How the DCCC’s “Blacklist” Could Blow Up in the Democratic Establishment’s Face ... The attacks on the party’s left flank might be backfiring. Just look at Marie Newman’s primary challenge to Dan Lipinski.

Burgess COMMENTARY

Peter Burgess

Marie Newman is running a progressive challenge to right-wing Democrat Dan Lipinski. (Marie Newman / Facebook)

How the DCCC’s “Blacklist” Could Blow Up in the Democratic Establishment’s Face

The attacks on the party’s left flank might be backfiring. Just look at Marie Newman’s primary challenge to Dan Lipinski.

“We’re not just in this to unseat bad folks like Dan Lipinski, we want to replace them with champions of Medicare for All and the Green New Deal, and get there by refusing corporate PAC and lobbyist money.”—Alexandra Rojas, Executive Director of Justice Democrats.

In April, two weeks after announcing her primary campaign rematch against Rep. Dan Lipinski (D-Ill.), Marie Newman was blindsided. The leadership of the Democratic Congressional Campaign Committee (DCCC) had issued a directive that effectively put vendors who work with candidates challenging incumbents on a blacklist. Any consultant, polling firm, communications strategist or field operative that helped insurgent challengers would be ineligible for future work with the DCCC—practically forcing them to steer clear of Newman if they ever wanted a congressional campaign job again.

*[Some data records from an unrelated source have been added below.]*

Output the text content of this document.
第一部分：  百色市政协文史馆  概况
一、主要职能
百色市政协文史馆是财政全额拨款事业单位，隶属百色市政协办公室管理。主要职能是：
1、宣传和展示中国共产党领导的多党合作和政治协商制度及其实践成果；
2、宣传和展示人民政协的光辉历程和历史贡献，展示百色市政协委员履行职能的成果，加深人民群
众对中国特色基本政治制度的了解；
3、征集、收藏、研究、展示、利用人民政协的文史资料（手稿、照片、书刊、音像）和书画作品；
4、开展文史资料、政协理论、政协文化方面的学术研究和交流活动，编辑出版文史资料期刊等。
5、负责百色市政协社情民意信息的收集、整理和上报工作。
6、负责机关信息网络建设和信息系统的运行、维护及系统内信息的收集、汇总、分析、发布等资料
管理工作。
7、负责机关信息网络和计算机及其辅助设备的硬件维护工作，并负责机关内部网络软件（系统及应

“It was onerous,” Newman recalled at her campaign office in Countryside, a Southwest Chicago suburb known for its strip malls and fast-food franchises. “It was very expensive and we lost a lot of work. We had to throw out a lot of it and start over.” Four campaign service providers were elbowed out, leaving Newman scrambling to replace them. “We’re up and over and beyond it, largely out of sheer grit.” (The $45,000 her campaign reportedly raised from angry small donors off the incident couldn’t have hurt, either. In the most recent fundraising period, her campaign reports raising a staggering $350,000.)

Complicating matters was the fact that Lipinski is one of the most conservative Democrats in Congress, with Newman running a progressive challenge from the left. If battles between establishment Democrats and lefty upstarts have grown familiar in the wake of the 2016 Democratic primary contest between Bernie Sanders and Hillary Clinton, this race doesn’t exactly fit that mold. While Newman is endorsed by Sanders and is running on a platform of Medicare for All, the Green New Deal and a $15-dollar minimum wage, in other ways she’s more closely aligned with the so-called establishment than her opponent. Lipinski’s staunch opposition to abortion rights—he’s been a featured speaker at the March for Life and has a 75% pro-life rating from National Right to Life—as well as his lack of support for LGBTQ issues, put him out of step with the mainstream of his party. Newman, meanwhile, boasts the support of groups such as “establishment” pillars EMILY’s List and Planned Parenthood.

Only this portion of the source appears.